The algorithm uses minimal auxiliary space:
  • A few integer variables for indexing and length tracking: O(1)
  • No recursive calls (iterative implementation): O(1) stack space
  • No additional data structures: O(1)
Auxiliary Space Complexity: O(1)
The O(n) space complexity is required to store the input. The algorithm itself uses only O(1) additional space.
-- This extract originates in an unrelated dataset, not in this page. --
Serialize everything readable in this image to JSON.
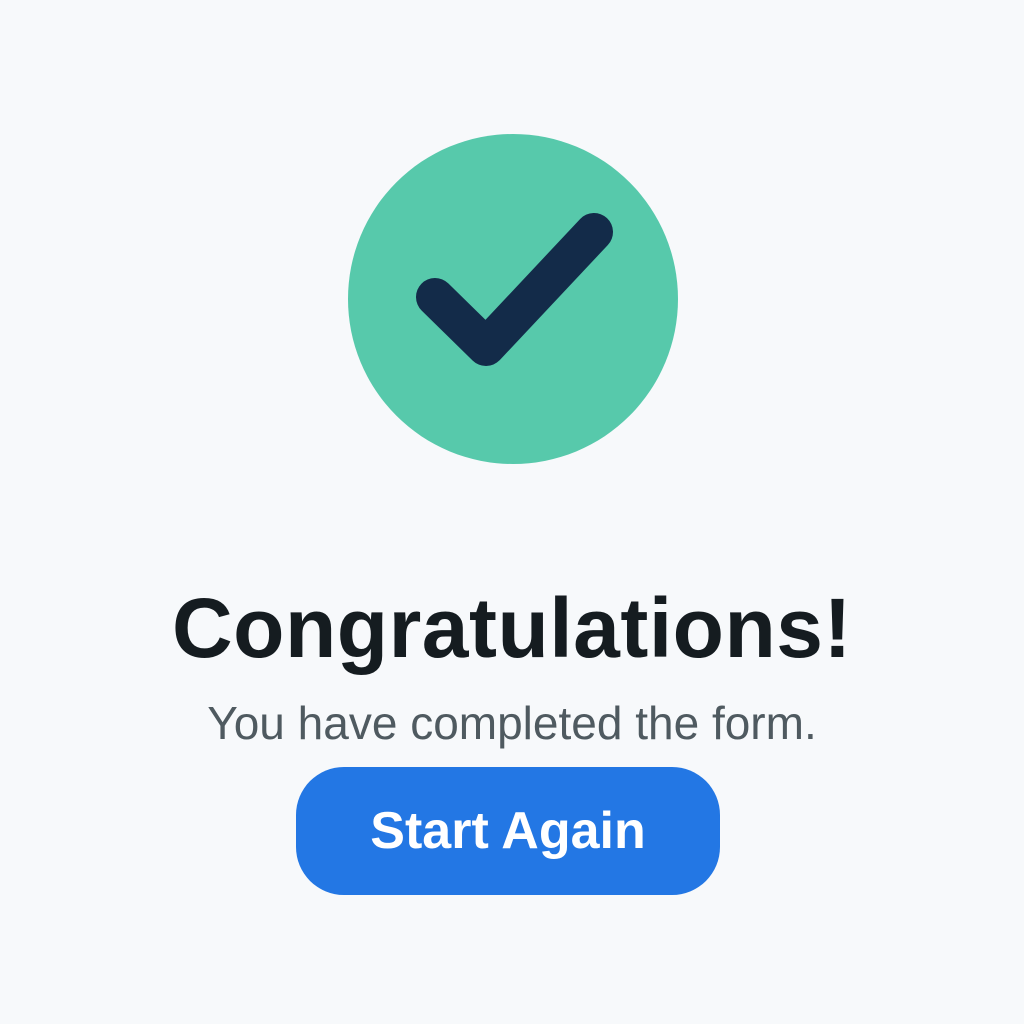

Comparison with Other Algorithms

Classic Sorting Algorithms

AlgorithmTime (Avg)Time (Worst)SpaceOperations Model
Push SwapO(n²)O(n²)O(n)Limited stack ops
Bubble SortO(n²)O(n²)O(1)Array swaps
Quick SortO(n log n)O(n²)O(log n)Array partitioning
Merge SortO(n log n)O(n log n)O(n)Array merging
Heap SortO(n log n)O(n log n)O(1)Heap operations

Why Push Swap?

Despite having O(n²) complexity, Push Swap is optimal for its specific constraints:

Constraint-Optimized

Designed for the limited operation set (push, swap, rotate)

Low Constants

Efficient implementation with good constant factors

Cache-Friendly

Sequential node access patterns work well with CPU caches

Predictable

Consistent performance without pathological cases

Best, Average, and Worst Cases

Best Case: O(1)

Scenario: Stack is already sorted
is_stack_sorted(*a) returns true
// No operations performed
Total: 0 operations

Average Case: O(n²)

Scenario: Random input order
  • Cost analysis examines O(n²) node pairs
  • Most elements require moderate rotations
  • Simultaneous rotations provide optimization
Operation count: ~7n for n=100, ~11n for n=500

Worst Case: O(n²)

Scenario: Reverse sorted order (largest to smallest)
  • Maximum rotations required
  • Minimal benefit from simultaneous rotations
  • Cost calculation still O(n²)
Operation count: ~15n for n=100, ~23n for n=500
The “worst case” operation count is higher than average, but the time complexity remains O(n²) in both cases.

Practical Performance

Benchmarks

Based on typical implementations:
  • Time: Microseconds
  • Operations: < 20
  • Bottleneck: None (negligible)

Optimization Techniques

The implementation includes several optimizations:
  1. Early termination: is_stack_sorted() checks before sorting
  2. Median tracking: above_median flag minimizes rotation cost
  3. Simultaneous rotations: rr/rrr reduce operation count
  4. Greedy selection: Always picks the cheapest move

Summary

Time Complexity

O(n²) average and worst case
O(1) for n ≤ 3

Space Complexity

O(n) for storing stacks
O(1) auxiliary space

Operation Count

~7n to ~23n operations depending on input
Highly optimized for stack constraints

Practical Performance

Milliseconds for n=100
Suitable for real-time sorting needs
While O(n²) is not the best theoretical complexity, Push Swap’s implementation is highly efficient for its specific constraints and produces competitive operation counts in practice.